Question

The decreasing order of solubility of silver halide is:
A.\[AgI{\text{ }} > {\text{ }}AgBr{\text{ }} > {\text{ }}AgCl{\text{ }} > {\text{ }}AgF\]
B.\[AgF{\text{ }} > {\text{ }}AgCl{\text{ }} > {\text{ }}AgBr{\text{ }} > {\text{ }}AgI\]
C.\[AgCl{\text{ }} > {\text{ }}AgF{\text{ }} > {\text{ }}AgBr{\text{ }} > {\text{ }}AgI\]
D.\[AgBr{\text{ }} > {\text{ }}AgF{\text{ }} > {\text{ }}AgI{\text{ }} > {\text{ }}AgCl\]

Answer 1

Hint:Solubility is dependent on the ionic size and hydration energy of the halides in the salts.

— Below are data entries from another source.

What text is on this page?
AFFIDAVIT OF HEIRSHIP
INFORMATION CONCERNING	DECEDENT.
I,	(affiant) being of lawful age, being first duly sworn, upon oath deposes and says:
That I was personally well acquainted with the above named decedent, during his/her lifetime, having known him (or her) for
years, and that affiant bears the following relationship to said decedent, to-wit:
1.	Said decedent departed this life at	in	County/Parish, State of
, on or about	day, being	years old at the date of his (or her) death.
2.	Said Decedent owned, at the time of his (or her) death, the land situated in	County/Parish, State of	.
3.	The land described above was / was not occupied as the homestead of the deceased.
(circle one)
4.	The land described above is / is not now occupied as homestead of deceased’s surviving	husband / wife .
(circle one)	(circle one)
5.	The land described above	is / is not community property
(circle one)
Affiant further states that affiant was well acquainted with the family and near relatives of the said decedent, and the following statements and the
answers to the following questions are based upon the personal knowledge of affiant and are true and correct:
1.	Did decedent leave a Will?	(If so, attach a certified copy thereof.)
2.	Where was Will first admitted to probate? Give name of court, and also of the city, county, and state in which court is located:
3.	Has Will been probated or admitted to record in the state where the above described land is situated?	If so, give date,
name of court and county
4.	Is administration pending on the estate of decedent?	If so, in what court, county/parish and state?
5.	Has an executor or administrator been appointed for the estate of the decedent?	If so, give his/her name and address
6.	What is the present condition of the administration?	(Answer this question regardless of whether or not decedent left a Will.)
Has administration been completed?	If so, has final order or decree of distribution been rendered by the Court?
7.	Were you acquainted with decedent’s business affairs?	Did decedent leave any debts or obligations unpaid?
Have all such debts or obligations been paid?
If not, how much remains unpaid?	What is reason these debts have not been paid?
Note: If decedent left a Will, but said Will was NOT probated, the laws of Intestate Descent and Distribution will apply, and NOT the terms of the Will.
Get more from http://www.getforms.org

Complete step by step answer:
The Halides in consideration here are AgCl, AgBr, AgI and AgF.
Now the question under discussion is the solubility of the salts. But to better understand this comparison of solubility, we must first understand a few properties of halides. And more importantly, we must understand the trends that these properties follow or obey throughout the periodic table.
Ionic size: To achieve better stability, elements tend to either give or take their valence electrons. This process leads to the formation of charged ions. Depending on whether the element or compound gives or takes electrons, the ionic size of this newly formed ion can be determined correspondingly. Ionic size is nothing but ionic radius.
Now all the halides belong to the same period. Hence their atomic sizes keep on increasing as we move down the period. If we keep this trend in mind, then their ionic sizes also increase as we move down the period.
Hence, the trend in the ionic sizes in halogens is as follows:
${F^ - } < C{l^ - } < B{r^ - } < {I^ - }$
Hydration Energy: Hydration energy is the amount of energy released when one mole of ions undergo hydration. When a compound is dissolved, the solubility depends upon the amount of hydration energy released. If there is a net release of energy, i.e., if more energy is released upon hydration than that is stored in the ionic solid lattice, then solubility is favored. If there is a net gain of energy, i.e., if less energy is released on hydration than that is stored in the ionic solid lattice, then solubility is unfavored.
As we move down the period, Hydration energy decreases. Hence solubility also decreases as we move down a period. Hence, the trend for solubility in halides due to hydration energy can be shown as:
${F^ - } < C{l^ - } < B{r^ - } < {I^ - }$
Hence, from the above explanation, we can conclude that, the decreasing order of solubility of silver halide is:
\[AgF{\text{ }} > {\text{ }}AgCl{\text{ }} > {\text{ }}AgBr{\text{ }} > {\text{ }}AgI\]

Hence, Option B is the correct.

Note:
Hydration energy is the energy liberated when something is dissolved in water. If the hydration energy is greater than lattice energy, the substance will be soluble. Lattice energy is the amount of energy which bound the crystal lattice.